Phil has been my personal coach since I first joined Deloitte with a new MBA. My goal was to get onto the fast track and I asked Phil to help me map out and work on the attributes and skills I needed to get that goal.
And we were successful; I was promoted to senior manager within four years, which was extremely fast.
In the past five years we have worked on my current role as CEO. Any leadership role means you’re the figure who is looked at to provide direction and set the tone at all times. It’s a very challenging position where you’re required to be incredibly clear and direction-focused. And it can sometimes feel like you’re walking around with a target on your back.
It’s hard to live with that level of responsibility, and to make sure you live richly: there is no need to suffer.
Speaking change is easy. Making it is not. So, to help me make the changes I needed, Phil and I worked on his psychological construct of “inside-out change”. This system connects external actions and behaviours with the internal, psychological motivational system.
The inside-out construct allows for targeted interventions. For example, rather than accepting the belief: “I’m being victimised and I need to be a super hero”, I was able to question it. I asked myself if I really needed to be a hero – and I didn’t. I have a team of people around me who I hired because they’re fantastic at what they do. I can let them do their job, and focus on what I need to do.
This thought process leads to a very different existence.
Phil also taught me about the difference between the scarcity and abundance mindset. I work in a startup, and we used to run out of money every two months. Phil helped me understand that I had unconsciously accepted a scarcity mindset, and then was unknowingly creating that reality.
Instead, he helped me acquire an abundance mindset, which in turn liberated me to create abundancy.
Thanks to this realisation I raised a significant chunk of funding for the business, and today I do have an abundance all around me; an abundance of talented people on my team, and new customers.
This was a very targeted intervention that challenged my values and beliefs, and directly created a different reality as a result.
Everybody in every situation has something they need to work on. But when you’re a CEO you don’t have the luxury of time because you’re needed there and then; to be the person who will craft the strategy and execute it flawlessly.
Phil and I mapped out the things I needed to get better at, and then went after them hard or hired people with those skills to fill in. That was enormously beneficial for me as it bought me space so the company didn’t suffer and was able to move forward as I added to my skill set.
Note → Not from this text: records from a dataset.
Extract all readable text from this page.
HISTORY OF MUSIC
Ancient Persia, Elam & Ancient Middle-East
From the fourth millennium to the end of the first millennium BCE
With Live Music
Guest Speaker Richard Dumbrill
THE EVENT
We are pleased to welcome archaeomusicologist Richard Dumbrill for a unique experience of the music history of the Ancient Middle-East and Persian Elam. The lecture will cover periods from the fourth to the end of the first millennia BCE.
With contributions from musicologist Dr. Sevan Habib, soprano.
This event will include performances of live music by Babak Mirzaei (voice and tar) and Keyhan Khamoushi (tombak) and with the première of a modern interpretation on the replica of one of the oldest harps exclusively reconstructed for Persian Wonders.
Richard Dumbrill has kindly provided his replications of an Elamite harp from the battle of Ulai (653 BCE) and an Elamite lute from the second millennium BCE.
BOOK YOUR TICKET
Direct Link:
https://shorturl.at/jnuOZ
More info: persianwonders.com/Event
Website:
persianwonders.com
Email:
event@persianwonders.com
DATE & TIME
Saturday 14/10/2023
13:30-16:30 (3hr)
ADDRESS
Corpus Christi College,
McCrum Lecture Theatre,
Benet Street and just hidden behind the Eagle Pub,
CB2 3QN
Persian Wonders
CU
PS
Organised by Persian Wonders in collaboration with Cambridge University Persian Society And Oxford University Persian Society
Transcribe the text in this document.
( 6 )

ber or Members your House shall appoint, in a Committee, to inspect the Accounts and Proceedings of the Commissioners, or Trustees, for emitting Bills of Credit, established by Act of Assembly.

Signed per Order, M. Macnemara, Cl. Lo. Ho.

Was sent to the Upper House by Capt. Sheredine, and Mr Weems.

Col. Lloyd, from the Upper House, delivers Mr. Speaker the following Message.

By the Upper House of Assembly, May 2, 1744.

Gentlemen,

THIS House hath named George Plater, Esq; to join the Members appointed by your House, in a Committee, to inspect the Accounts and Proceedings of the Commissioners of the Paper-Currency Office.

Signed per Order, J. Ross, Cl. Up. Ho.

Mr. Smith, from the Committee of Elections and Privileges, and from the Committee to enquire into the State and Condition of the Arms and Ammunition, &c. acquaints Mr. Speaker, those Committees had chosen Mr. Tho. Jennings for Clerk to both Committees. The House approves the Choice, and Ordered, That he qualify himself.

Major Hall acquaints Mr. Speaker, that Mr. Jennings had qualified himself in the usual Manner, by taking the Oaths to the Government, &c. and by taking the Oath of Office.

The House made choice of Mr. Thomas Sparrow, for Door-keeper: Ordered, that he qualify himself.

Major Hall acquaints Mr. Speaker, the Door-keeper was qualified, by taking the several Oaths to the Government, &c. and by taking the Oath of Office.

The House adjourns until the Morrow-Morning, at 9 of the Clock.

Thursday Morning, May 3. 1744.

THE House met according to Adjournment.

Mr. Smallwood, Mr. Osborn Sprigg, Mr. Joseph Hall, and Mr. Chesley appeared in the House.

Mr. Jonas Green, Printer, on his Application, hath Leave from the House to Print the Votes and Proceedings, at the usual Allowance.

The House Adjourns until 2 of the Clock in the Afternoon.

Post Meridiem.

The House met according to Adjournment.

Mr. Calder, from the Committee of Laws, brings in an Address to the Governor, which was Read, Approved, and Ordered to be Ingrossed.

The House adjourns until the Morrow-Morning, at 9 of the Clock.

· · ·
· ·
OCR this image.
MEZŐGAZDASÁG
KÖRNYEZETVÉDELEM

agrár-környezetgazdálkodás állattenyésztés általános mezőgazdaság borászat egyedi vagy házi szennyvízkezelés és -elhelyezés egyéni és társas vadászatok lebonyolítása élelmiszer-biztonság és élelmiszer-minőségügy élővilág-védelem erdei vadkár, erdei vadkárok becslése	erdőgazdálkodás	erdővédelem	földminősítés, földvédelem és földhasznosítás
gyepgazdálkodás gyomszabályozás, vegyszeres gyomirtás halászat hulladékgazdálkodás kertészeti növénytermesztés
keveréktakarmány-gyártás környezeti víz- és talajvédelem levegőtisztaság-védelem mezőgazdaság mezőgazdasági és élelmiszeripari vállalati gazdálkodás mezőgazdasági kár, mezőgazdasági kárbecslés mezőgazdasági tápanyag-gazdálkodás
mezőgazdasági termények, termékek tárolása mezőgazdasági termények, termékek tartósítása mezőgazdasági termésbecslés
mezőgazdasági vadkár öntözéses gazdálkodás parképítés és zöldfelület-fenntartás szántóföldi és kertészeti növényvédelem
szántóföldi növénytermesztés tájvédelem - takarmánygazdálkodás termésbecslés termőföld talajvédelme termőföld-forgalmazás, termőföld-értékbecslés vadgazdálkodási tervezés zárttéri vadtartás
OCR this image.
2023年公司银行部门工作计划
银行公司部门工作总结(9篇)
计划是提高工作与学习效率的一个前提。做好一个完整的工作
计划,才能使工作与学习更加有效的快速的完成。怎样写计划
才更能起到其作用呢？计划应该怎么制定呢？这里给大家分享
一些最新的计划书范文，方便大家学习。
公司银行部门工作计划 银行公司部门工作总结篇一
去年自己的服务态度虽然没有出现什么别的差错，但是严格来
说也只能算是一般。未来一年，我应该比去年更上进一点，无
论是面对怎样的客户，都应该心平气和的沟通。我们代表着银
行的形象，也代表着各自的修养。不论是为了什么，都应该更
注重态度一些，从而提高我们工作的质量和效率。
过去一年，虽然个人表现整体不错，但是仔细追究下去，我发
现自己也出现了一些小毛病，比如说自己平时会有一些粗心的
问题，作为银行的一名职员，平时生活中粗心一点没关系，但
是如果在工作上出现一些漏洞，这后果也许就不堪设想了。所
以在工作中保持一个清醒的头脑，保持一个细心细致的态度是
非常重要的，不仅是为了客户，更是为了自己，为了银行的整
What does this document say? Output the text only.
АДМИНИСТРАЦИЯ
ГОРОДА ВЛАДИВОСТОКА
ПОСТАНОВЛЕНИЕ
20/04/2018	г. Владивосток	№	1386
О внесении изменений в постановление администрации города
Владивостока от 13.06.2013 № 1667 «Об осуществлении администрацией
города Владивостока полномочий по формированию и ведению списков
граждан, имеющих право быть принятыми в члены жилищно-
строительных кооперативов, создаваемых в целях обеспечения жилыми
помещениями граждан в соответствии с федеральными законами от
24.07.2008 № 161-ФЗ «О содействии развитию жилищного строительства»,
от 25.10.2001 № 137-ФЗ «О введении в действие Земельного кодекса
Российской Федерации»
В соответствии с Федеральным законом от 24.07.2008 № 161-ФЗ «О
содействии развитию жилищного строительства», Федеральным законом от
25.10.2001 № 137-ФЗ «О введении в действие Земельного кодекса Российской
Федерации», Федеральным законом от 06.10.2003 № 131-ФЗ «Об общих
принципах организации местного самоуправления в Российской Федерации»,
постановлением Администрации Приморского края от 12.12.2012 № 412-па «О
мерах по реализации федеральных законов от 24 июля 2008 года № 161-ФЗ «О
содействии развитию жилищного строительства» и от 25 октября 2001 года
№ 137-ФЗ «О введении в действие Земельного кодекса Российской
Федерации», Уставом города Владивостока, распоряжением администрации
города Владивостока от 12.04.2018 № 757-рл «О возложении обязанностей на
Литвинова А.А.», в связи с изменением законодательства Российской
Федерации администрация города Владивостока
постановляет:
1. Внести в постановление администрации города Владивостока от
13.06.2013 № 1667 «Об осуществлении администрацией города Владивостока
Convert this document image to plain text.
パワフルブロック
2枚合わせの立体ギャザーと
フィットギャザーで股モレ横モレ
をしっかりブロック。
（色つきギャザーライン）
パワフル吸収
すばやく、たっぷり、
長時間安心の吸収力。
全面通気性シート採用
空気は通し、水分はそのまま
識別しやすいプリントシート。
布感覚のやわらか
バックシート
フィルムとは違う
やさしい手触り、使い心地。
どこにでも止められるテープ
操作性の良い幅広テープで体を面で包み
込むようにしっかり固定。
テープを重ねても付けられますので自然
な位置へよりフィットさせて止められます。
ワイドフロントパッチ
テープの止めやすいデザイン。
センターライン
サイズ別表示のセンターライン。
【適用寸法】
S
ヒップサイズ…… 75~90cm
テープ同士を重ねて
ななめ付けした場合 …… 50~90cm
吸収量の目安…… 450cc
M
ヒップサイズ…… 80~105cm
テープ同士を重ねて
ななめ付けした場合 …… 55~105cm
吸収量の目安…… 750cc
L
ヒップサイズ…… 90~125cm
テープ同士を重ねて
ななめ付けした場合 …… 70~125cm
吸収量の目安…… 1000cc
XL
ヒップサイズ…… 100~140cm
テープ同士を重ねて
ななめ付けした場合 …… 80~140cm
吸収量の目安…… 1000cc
I was able to have a calmer, more objective view that reduced my anxiety level. I was able to enjoy the good things, take some emotional space, and work on what I need to.
Now, I no longer see my role as CEO as being difficult, instead it’s incredibly rewarding. I’ve gone from feeling slightly victimised about it to enjoying it.
I have a very straightforward relationship with Phil; he’s very human. He genuinely gives a shit about the people he works with, and helping them get better at what they’re trying to work on.
Whenever I’ve been really stumped about something, such as my belief system or setting annual goals, Phil always has a different way of looking at things that is scientifically grounded. He’s always got a tool set, thought process or resource that allows him to be able to respond to circumstances I’m stuck on and help me reframe them.